Le requérant déplore enfin ne pas avoir bénéficié d’un procès équitable devant un tribunal indépendant et impartial, au sens de l’article 6 § 1. Il en veut pour preuve l’utilisation des aveux extorqués par la force pour établir sa culpabilité et la présence d’un juge militaire au sein de la cour de sûreté de l’Etat d’İzmir.
EN DROIT
Le requérant dénonce les circonstances de sa garde à vue, au regard des articles 3 et 5 § 3 de la Convention, se plaignant en outre d’avoir été injustement condamné par un tribunal ne répondant pas aux exigences d’indépendance et d’impartialité inscrites à l’article 6 § 1.
S’agissant du grief tiré de l’article 5 § 3, la Cour rappelle sa jurisprudence selon laquelle, en l’absence de recours internes, le délai de six mois commence à courir à partir de l’acte incriminé (voir, parmi beaucoup d’autres, Hamza Yılmaz c. Turquie (déc.), no 46732/99, 1er avril 2003). A cet égard, la Cour relève que la garde à vue du requérant était conforme à la législation en vigueur à l’époque et qu’il ne disposait, par conséquent, d’aucune voie de recours pour la contester, au motif que sa durée était excessive. Il s’ensuit qu’en l’espèce le délai de six mois doit être calculé, au plus tard, à partir du 30 novembre 1993, date à laquelle le requérant a été traduit devant le juge assesseur de la cour de sûreté de l’Etat d’İzmir. La requête étant introduite le 6 janvier 2000, le grief en question est donc tardif.
Par conséquent, il échet de rejeter la doléance formulée sur le terrain de l’article 5 § 3 de la Convention, en application de l’article 35 §§ 1 et 4.
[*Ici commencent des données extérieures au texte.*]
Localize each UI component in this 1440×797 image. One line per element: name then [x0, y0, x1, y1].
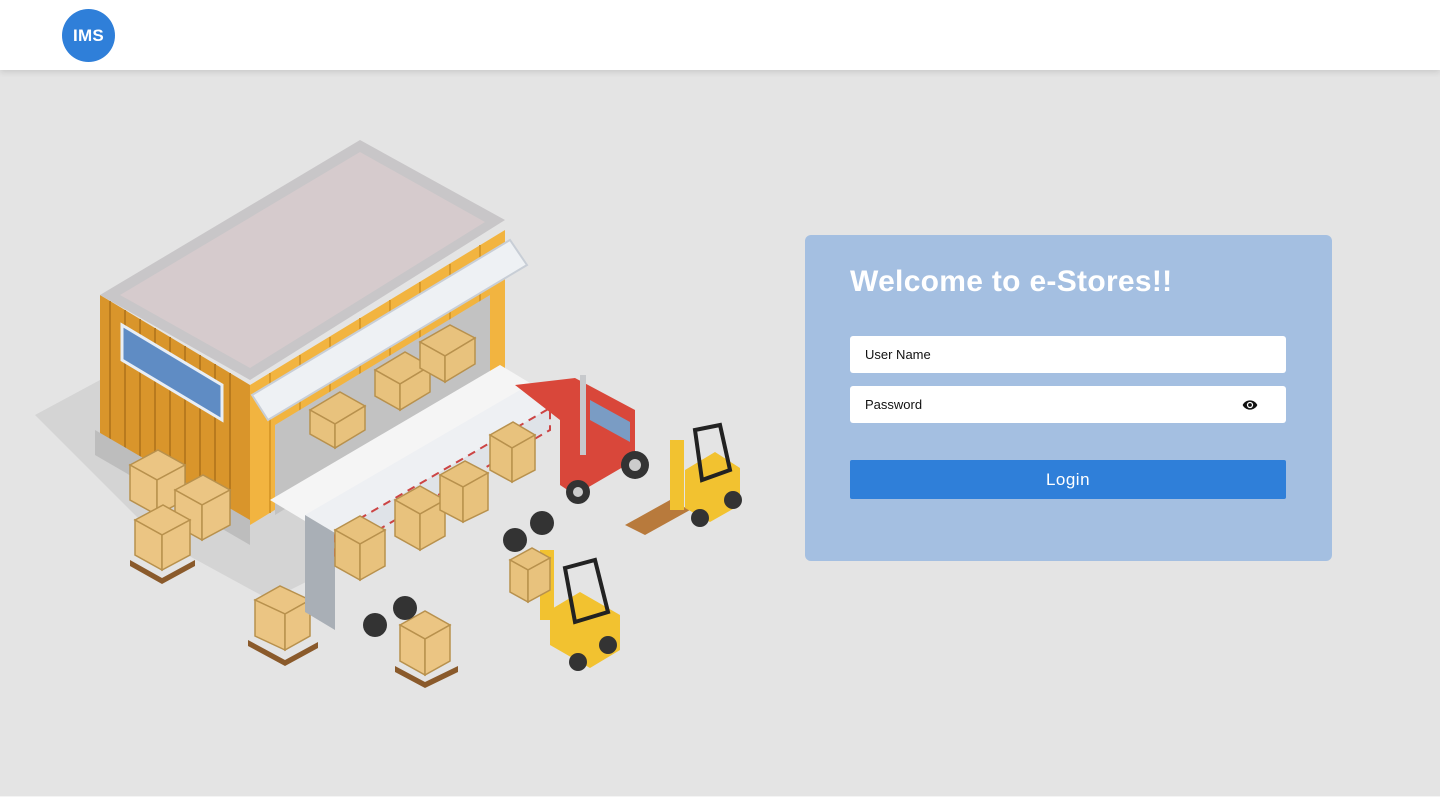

Cela étant, en l’état du dossier de l’affaire, la Cour estime ne pas être en mesure de se prononcer sur la recevabilité des griefs tirés des articles 3 et 6 § 1 de la Convention et juge nécessaire de les porter à la connaissance du gouvernement défendeur, en application de l’article 54 § 2 b) de son règlement.
Par ces motifs, la Cour, à l’unanimité,
Ajourne l’examen des griefs du requérant au regard de l’article 6 § 1 de la Convention, concernant le manque d’indépendance et d’impartialité de la cour de sûreté de l’Etat d’İzmir et d’équité de la procédure devant celle-ci ainsi que l’examen du grief présenté au regard de l’article 3, concernant les allégations de mauvais traitements ;
Déclare la requête irrecevable pour le surplus.